Again Doctor Sorjonen was asked to evaluate. He explained further surgery might be an option, but with too-high odds of adverse consequences. He referred Silverwood to Jan Steiss, D.V.M., Ph.D., PT., a specialist in physical therapy with the Department of Biomedical Scientists of the College of Veterinary Medicine, Nursing and Allied Health of Tuskeegee University. Doctor Steiss explains her services to Silverwood:
Dr. Sorjonen requested physical therapy for Silverwood after he determined that surgery was not the best course of action at the time. My goal in the rehabilitation program was to strengthen Silverwood’s back muscles but at the same time avoid harmful movement of his spine at the fracture site. If Silverwood had been a person, he probably would have been fitted with a custom back brace. However, this is not practical in dogs.

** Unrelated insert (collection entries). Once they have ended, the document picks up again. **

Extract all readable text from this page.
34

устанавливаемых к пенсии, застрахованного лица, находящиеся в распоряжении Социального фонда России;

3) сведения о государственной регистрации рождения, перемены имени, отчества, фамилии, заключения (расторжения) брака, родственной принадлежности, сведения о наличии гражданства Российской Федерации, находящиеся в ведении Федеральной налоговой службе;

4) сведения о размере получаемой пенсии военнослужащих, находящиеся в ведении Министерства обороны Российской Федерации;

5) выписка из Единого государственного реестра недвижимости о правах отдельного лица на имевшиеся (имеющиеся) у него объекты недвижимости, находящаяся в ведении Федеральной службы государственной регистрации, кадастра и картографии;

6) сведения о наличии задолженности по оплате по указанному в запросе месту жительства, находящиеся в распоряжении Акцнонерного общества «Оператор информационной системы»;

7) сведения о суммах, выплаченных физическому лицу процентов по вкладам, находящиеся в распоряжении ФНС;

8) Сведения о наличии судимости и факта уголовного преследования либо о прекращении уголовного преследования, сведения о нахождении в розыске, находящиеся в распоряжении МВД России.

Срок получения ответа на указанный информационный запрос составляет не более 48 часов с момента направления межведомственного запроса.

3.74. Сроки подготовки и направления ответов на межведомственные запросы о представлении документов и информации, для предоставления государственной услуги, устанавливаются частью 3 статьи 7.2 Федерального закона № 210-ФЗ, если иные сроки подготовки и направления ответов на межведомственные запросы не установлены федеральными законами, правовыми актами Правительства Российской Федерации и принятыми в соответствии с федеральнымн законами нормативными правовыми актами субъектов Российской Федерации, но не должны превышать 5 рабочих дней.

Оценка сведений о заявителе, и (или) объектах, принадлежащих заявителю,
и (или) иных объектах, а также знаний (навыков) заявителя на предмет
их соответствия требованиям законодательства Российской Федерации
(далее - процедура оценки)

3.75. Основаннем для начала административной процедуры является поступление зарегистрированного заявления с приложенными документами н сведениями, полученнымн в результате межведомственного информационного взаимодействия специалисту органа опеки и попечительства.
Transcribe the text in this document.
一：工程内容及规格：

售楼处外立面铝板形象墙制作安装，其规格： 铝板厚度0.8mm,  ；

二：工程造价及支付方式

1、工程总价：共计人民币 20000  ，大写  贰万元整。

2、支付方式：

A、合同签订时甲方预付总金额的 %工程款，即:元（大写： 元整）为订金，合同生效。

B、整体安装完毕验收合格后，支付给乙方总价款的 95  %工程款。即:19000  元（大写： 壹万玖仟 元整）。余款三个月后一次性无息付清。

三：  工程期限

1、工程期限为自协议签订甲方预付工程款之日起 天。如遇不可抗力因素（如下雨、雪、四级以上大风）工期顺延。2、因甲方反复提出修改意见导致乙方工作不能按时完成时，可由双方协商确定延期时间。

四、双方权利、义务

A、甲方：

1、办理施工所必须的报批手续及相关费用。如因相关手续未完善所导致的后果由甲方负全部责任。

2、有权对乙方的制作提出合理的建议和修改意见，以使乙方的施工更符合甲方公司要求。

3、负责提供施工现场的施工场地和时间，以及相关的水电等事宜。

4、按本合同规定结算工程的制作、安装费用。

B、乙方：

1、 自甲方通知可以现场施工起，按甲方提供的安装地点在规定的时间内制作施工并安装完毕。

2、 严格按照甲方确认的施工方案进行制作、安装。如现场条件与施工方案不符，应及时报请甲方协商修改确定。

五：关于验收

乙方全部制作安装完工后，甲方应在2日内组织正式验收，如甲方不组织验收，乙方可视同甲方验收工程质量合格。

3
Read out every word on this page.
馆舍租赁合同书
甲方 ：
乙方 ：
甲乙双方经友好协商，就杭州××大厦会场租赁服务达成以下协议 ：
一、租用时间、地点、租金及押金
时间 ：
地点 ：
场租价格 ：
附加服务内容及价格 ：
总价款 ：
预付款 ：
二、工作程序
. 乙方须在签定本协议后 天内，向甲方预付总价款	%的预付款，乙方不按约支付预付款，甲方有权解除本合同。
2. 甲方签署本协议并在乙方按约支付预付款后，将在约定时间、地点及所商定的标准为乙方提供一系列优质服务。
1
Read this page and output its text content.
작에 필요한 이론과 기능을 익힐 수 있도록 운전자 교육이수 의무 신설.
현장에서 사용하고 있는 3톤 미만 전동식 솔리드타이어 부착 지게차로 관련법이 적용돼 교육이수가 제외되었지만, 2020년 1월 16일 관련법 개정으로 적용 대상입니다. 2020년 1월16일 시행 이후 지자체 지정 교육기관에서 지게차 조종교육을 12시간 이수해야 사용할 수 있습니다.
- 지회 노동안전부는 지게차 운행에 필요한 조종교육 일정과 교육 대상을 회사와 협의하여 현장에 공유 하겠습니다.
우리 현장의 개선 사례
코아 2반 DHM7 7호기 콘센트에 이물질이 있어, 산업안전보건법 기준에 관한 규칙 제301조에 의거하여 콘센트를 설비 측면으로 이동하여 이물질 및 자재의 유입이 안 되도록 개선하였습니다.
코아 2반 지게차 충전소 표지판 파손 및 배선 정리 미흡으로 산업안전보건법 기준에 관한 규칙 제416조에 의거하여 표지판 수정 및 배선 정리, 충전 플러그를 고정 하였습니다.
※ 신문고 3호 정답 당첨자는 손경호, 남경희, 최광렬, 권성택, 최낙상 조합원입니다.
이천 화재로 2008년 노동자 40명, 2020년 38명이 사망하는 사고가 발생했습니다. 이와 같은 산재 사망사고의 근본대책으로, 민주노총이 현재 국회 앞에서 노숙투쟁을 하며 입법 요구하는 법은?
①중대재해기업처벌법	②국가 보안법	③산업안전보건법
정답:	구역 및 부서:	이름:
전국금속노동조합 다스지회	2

I designed a rehabilitation program based on isometric exercises. For example, while Silverwood was with us at the Animal Health Center, he was slowly walked on leash to the treatment room 2-3 times per day; after he stood quietly, we worked on shifting his weight from side to side for 10-20 repetitions. Silverwood was set home with instructions to repeat the isometric exercises twice per day, to kennel him alone, to avoid situations where he would be twisting or turning his spine, and to leash walk him very slowly on level ground for short distances. The distances would gradually be increased as he improved.
For more on Silverwood, here is Barbara Teare’s telephone interview with Robin Gates published in the 2002 Fall issue of Field Trial Magazine: Barbara Teare FTM_Robin Gates_ Silverwood
Retired from competition after his extraordinary last season, “Big” lived to a ripe old age. He died January 4, 2008 and was elected to the Field Trial Hall of Fame the very same year.